Asbestos and Health Impacts to Human

The disposal of asbestos waste is under the control of the Environment Protection Authority. For further information, you can access the details available in the EPA publication on Asbestos Transport and Disposal, which elaborates the safe handling, transport, and the disposal of asbestos-containing waste.

Asbestos in the homes are still quite widely found, especially on homes which were built or renovated before the 90s. They can be seriously harmful only if the dangerous fibers are released into the air and breathed in. A booklet has been produced by The Commonwealth Department of Health and Ageing, which describes how to identify asbestos in your home.

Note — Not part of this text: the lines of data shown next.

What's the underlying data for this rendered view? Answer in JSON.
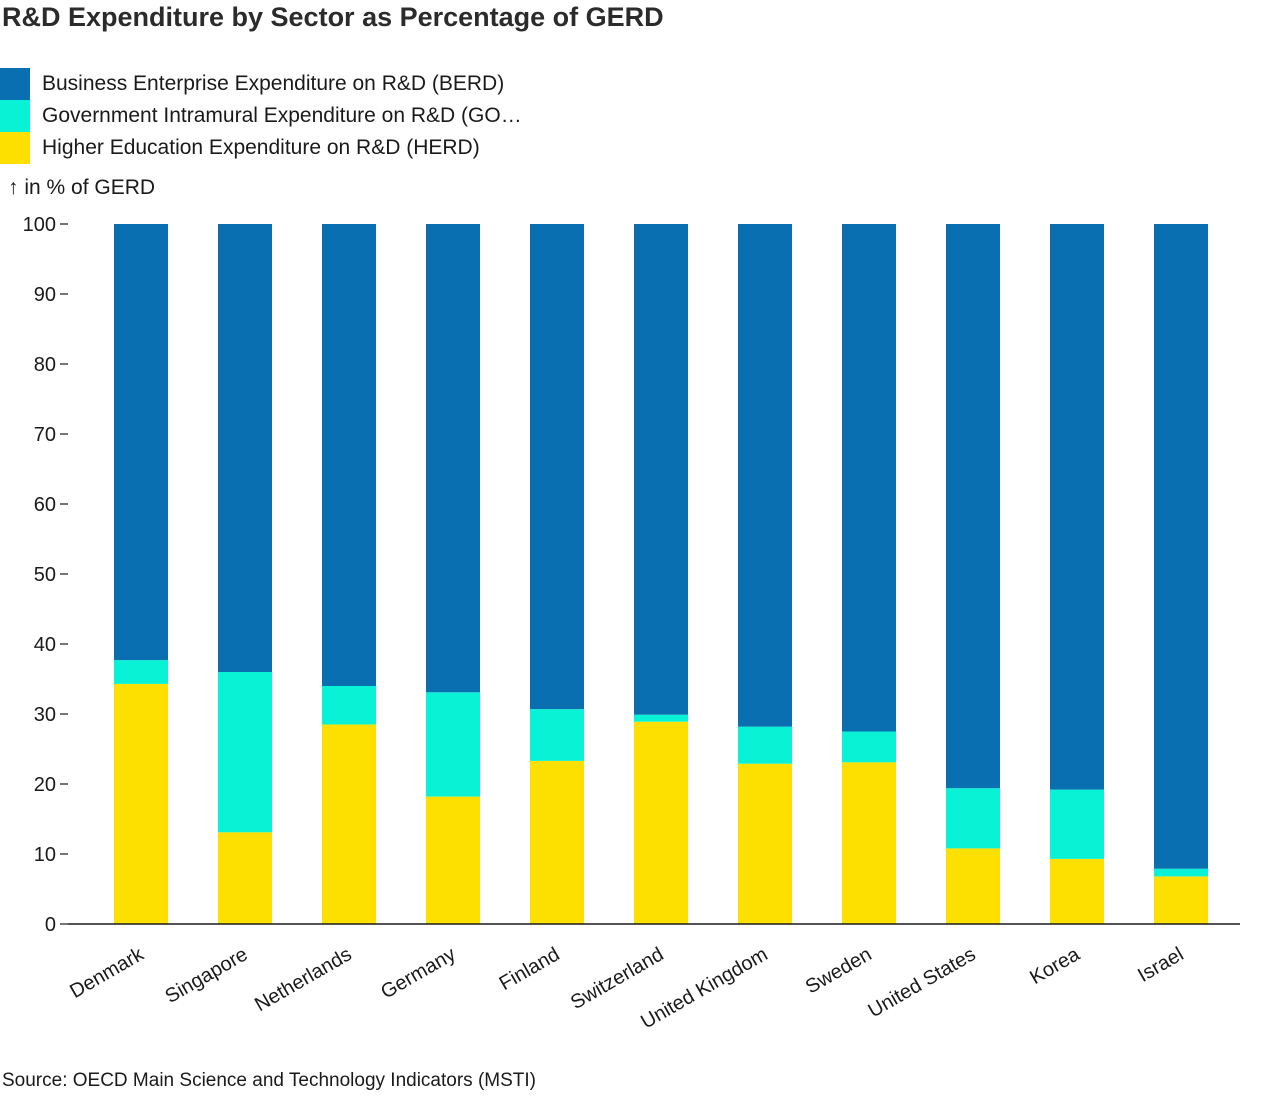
{
  "title": "R&D Expenditure by Sector as Percentage of GERD",
  "y_unit_label": "↑ in % of GERD",
  "source": "Source: OECD Main Science and Technology Indicators (MSTI)",
  "legend": [
    {
      "label": "Business Enterprise Expenditure on R&D (BERD)",
      "color": "#0a6fb0"
    },
    {
      "label": "Government Intramural Expenditure on R&D (GO…",
      "color": "#0af2d6"
    },
    {
      "label": "Higher Education Expenditure on R&D (HERD)",
      "color": "#fde000"
    }
  ],
  "chart_data": {
    "type": "bar",
    "stacked": true,
    "categories": [
      "Denmark",
      "Singapore",
      "Netherlands",
      "Germany",
      "Finland",
      "Switzerland",
      "United Kingdom",
      "Sweden",
      "United States",
      "Korea",
      "Israel"
    ],
    "series": [
      {
        "name": "Higher Education Expenditure on R&D (HERD)",
        "color": "#fde000",
        "values": [
          34.3,
          13.1,
          28.5,
          18.2,
          23.3,
          28.9,
          22.9,
          23.1,
          10.8,
          9.3,
          6.8
        ]
      },
      {
        "name": "Government Intramural Expenditure on R&D (GOVERD)",
        "color": "#0af2d6",
        "values": [
          3.4,
          22.9,
          5.5,
          14.9,
          7.4,
          1.0,
          5.3,
          4.4,
          8.6,
          9.9,
          1.1
        ]
      },
      {
        "name": "Business Enterprise Expenditure on R&D (BERD)",
        "color": "#0a6fb0",
        "values": [
          62.3,
          64.0,
          66.0,
          66.9,
          69.3,
          70.1,
          71.8,
          72.5,
          80.6,
          80.8,
          92.1
        ]
      }
    ],
    "ylabel": "in % of GERD",
    "ylim": [
      0,
      100
    ],
    "yticks": [
      0,
      10,
      20,
      30,
      40,
      50,
      60,
      70,
      80,
      90,
      100
    ],
    "grid": false,
    "legend_position": "top-left"
  }
}
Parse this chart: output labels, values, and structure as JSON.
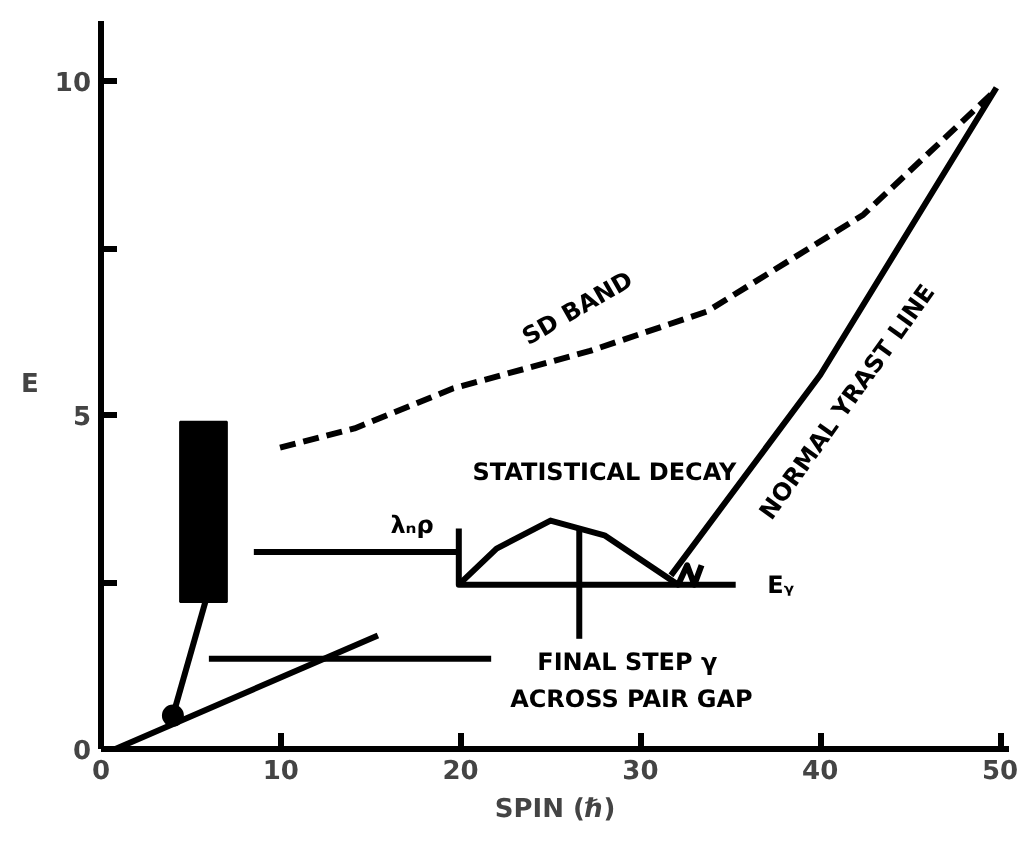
{
  "chart_data": {
    "type": "line",
    "xlabel": "SPIN (ℏ)",
    "ylabel": "E",
    "xlim": [
      0,
      50.5
    ],
    "ylim": [
      0,
      10.9
    ],
    "xticks": [
      0,
      10,
      20,
      30,
      40,
      50
    ],
    "yticks": [
      0,
      {
        "value": 2.5,
        "label": null
      },
      5,
      {
        "value": 7.5,
        "label": null
      },
      10
    ],
    "grid": false,
    "series": [
      {
        "line_style": "dashed",
        "color": "#000000",
        "x": [
          49.5,
          42.4,
          33.7,
          27.2,
          19.6,
          14.1,
          9.8
        ],
        "values": [
          9.8,
          8.0,
          6.55,
          5.96,
          5.4,
          4.8,
          4.5
        ]
      },
      {
        "type": "line",
        "line_style": "solid",
        "color": "#000000",
        "x": [
          31.7,
          40,
          49.8
        ],
        "values": [
          2.6,
          5.6,
          9.9
        ]
      },
      {
        "type": "line",
        "line_style": "solid",
        "color": "#000000",
        "x": [
          0.8,
          15.4
        ],
        "values": [
          0,
          1.7
        ]
      },
      {
        "type": "line",
        "line_style": "solid",
        "color": "#000000",
        "x": [
          5.8,
          4.0
        ],
        "values": [
          2.2,
          0.5
        ]
      },
      {
        "type": "scatter",
        "marker": "circle",
        "color": "#000000",
        "x": [
          4.0
        ],
        "values": [
          0.5
        ]
      },
      {
        "type": "bar",
        "color": "#000000",
        "x": [
          5.7
        ],
        "base": [
          2.2
        ],
        "values": [
          2.7
        ]
      },
      {
        "type": "line",
        "line_style": "solid",
        "color": "#000000",
        "x": [
          19.9,
          19.9,
          35.3
        ],
        "values": [
          3.3,
          2.46,
          2.46
        ]
      },
      {
        "type": "line",
        "line_style": "solid",
        "color": "#000000",
        "x": [
          19.9,
          22,
          25,
          28,
          32.1,
          32.6,
          33.0,
          33.4
        ],
        "values": [
          2.46,
          3.0,
          3.42,
          3.2,
          2.46,
          2.75,
          2.46,
          2.75
        ]
      },
      {
        "type": "line",
        "line_style": "solid",
        "color": "#000000",
        "x": [
          8.5,
          19.9
        ],
        "values": [
          2.95,
          2.95
        ]
      },
      {
        "type": "line",
        "line_style": "solid",
        "color": "#000000",
        "x": [
          21.7,
          6.0
        ],
        "values": [
          1.35,
          1.35
        ]
      },
      {
        "type": "line",
        "line_style": "solid",
        "color": "#000000",
        "x": [
          26.6,
          26.6
        ],
        "values": [
          1.65,
          3.3
        ]
      }
    ],
    "annotations": [
      "SD BAND",
      "NORMAL YRAST LINE",
      "STATISTICAL DECAY",
      "λₙρ",
      "Eᵧ",
      "FINAL STEP  γ",
      "ACROSS PAIR GAP"
    ]
  }
}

If building materials such as asbestos cement sheeting, which is commonly used for walls and roofs, are in good condition, the asbestos fibers are still tightly bound and few will escape into the air. These particular materials are highly unlikely to cause health issues. Even if the roofs or walls are not in good condition, the number of fibers which is released is so small. Asbestos fibers are most possibly to be released when asbestos containing materials is disturbed, for instance, during home renovations which include cutting, drilling, sawing, or breakig asbestos containing materials. There are ways to work safely with asbestos, which are outlined in Asbestos in house which is available from the Department of Health.

Asbestos can Trigger Serious Illnesses

Asbestos fibers can trigger health issues if they are breathed in. the body will remove most fibers which are breathed in, yet some may get trapped in lungs and will eventually cause disease many years later. Breathing in the asbestos fibers may sometimes result in lung cancer, asbestosis, pleural disorders, and malignant mesothelioma.

  1. Asbestosis

Asbestosis is not a form of cancer. It is chronic and progressive lung disease which is caused by inhaling asbestos fibers over long period of time. It may take 5 to 20 years before the symptoms develop. The accumulated, inhaled fibers generate scarring or fibrosis in the lung. The lung will then develop a honeycomb appearance. Fibrosis or the scar tissue is inflexible and hard, which makes our lungs stiffen and then eventually stops working well.

  1. Lung Cancer

Those exposed to massive amounts of asbestos have high risk of developing this cancer. The tumor, when not treated early, will spread through lungs and eventually to various parts in the body. The initial exposure will commonly trigger cough. It commonly takes ten to twenty years for the cancer to develop.

  1. Malignant mesothelioma

This rare cancer attacks the pleura, the outer cover of the lungs. It is soundly associated with the past exposure to asbestos. The tumor begins in pleural and then spreads to the lungs as well as chest wall. There has yet to be cure currently available. It may take thirty to forty years after the exposure for asbestos to develop.

  1. Pleural disorders

Pleura is the tissue which lines the chest cavity and covers the lung surfaces. Asbestos may generate thickened patches on pleura or widespread fibrosis of pleura and pleural effusions.